We can run the modified program again to see whether the delays in the output have disappeared. The program starts in much the same way.

Primes with interrupts

The LED is on for a period about two seconds shorter than before. When we look at prime 458, the gaps has disappeared, as have all other gaps in the output.

No more gaps

If we look at the end of the run, there is a surprise: the output goes on after the main program has finished, as the interrupt handler continues to send characters until the buffer is empty.

Cheating at the end

Even though it cheats in this way, the program still runs a bit more quickly, because the time to find the primes is now entirely overlapped with the printing process.

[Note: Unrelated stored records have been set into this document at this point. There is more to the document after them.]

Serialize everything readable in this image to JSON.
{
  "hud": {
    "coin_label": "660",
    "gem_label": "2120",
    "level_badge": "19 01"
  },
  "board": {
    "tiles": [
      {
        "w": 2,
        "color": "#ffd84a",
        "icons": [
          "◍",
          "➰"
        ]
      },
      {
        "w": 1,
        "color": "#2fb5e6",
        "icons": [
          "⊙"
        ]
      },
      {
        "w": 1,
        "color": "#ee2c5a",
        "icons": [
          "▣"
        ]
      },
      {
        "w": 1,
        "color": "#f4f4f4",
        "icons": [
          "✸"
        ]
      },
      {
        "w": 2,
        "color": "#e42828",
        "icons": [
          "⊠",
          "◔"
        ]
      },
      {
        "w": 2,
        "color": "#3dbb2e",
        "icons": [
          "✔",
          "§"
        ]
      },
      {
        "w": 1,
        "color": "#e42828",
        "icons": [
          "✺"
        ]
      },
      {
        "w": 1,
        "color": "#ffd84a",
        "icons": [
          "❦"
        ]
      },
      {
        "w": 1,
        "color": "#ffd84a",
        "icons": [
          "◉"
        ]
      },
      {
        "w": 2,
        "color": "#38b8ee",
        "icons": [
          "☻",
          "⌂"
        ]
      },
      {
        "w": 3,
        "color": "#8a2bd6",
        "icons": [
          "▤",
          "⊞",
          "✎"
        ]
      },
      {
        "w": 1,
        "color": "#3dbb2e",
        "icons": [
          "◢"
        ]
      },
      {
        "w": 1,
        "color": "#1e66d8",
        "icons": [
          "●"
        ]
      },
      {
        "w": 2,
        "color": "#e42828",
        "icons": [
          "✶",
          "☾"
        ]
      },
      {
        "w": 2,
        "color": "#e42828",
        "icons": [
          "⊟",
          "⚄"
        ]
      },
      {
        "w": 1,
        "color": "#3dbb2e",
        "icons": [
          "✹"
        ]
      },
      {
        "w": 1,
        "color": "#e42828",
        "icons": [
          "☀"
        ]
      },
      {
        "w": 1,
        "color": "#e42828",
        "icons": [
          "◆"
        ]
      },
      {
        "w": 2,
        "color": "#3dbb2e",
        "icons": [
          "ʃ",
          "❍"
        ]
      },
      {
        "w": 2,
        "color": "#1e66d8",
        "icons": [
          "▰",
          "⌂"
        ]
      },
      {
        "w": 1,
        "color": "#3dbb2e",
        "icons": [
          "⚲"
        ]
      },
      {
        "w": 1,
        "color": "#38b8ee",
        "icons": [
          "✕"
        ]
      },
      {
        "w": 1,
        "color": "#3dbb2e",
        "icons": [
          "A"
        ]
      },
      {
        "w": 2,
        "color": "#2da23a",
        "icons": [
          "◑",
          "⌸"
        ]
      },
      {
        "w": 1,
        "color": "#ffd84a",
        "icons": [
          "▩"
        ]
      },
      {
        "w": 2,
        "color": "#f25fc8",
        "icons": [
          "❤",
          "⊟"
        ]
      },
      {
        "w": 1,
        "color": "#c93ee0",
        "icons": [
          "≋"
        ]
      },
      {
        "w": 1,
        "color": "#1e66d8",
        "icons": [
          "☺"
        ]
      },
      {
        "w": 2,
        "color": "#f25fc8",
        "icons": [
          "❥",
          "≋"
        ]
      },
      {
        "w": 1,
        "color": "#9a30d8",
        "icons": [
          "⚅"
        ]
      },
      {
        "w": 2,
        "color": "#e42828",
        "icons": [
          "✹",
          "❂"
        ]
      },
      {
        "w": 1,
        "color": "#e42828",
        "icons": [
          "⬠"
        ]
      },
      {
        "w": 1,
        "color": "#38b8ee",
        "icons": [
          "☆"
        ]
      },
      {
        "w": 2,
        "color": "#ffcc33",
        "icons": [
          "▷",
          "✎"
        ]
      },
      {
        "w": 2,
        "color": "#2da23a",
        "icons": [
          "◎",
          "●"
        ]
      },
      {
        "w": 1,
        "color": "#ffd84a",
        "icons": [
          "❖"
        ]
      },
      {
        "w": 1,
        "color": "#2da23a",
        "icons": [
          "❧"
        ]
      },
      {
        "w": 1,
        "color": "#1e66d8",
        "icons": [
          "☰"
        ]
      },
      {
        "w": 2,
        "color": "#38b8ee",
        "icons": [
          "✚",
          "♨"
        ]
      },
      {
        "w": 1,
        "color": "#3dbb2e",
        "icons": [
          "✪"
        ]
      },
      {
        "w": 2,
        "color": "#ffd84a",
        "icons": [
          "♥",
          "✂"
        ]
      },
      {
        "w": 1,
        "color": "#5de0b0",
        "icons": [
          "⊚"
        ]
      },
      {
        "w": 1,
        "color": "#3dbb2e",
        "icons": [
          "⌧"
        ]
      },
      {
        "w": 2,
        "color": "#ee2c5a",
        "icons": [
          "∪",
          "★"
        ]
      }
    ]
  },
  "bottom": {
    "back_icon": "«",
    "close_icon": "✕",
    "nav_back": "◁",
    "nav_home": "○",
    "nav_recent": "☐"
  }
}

(Universal Asynchronous Receiver/Transmitter). A peripheral interface that is able to send and receive characters serially, commonly used in the past for communication between a computer and an attached terminal. It is commonly used in duplex mode, with the transmitter of one device connected to the receiver of the other with one wire, and the receiver of the one connected to transmitter of the other with a different wire. The asynchronous part of the name refers to the fact that the transmitter and receiver on each wire do not share a common clock, but rely instead on the signalling protocol and precise timing to achieve synchronisation.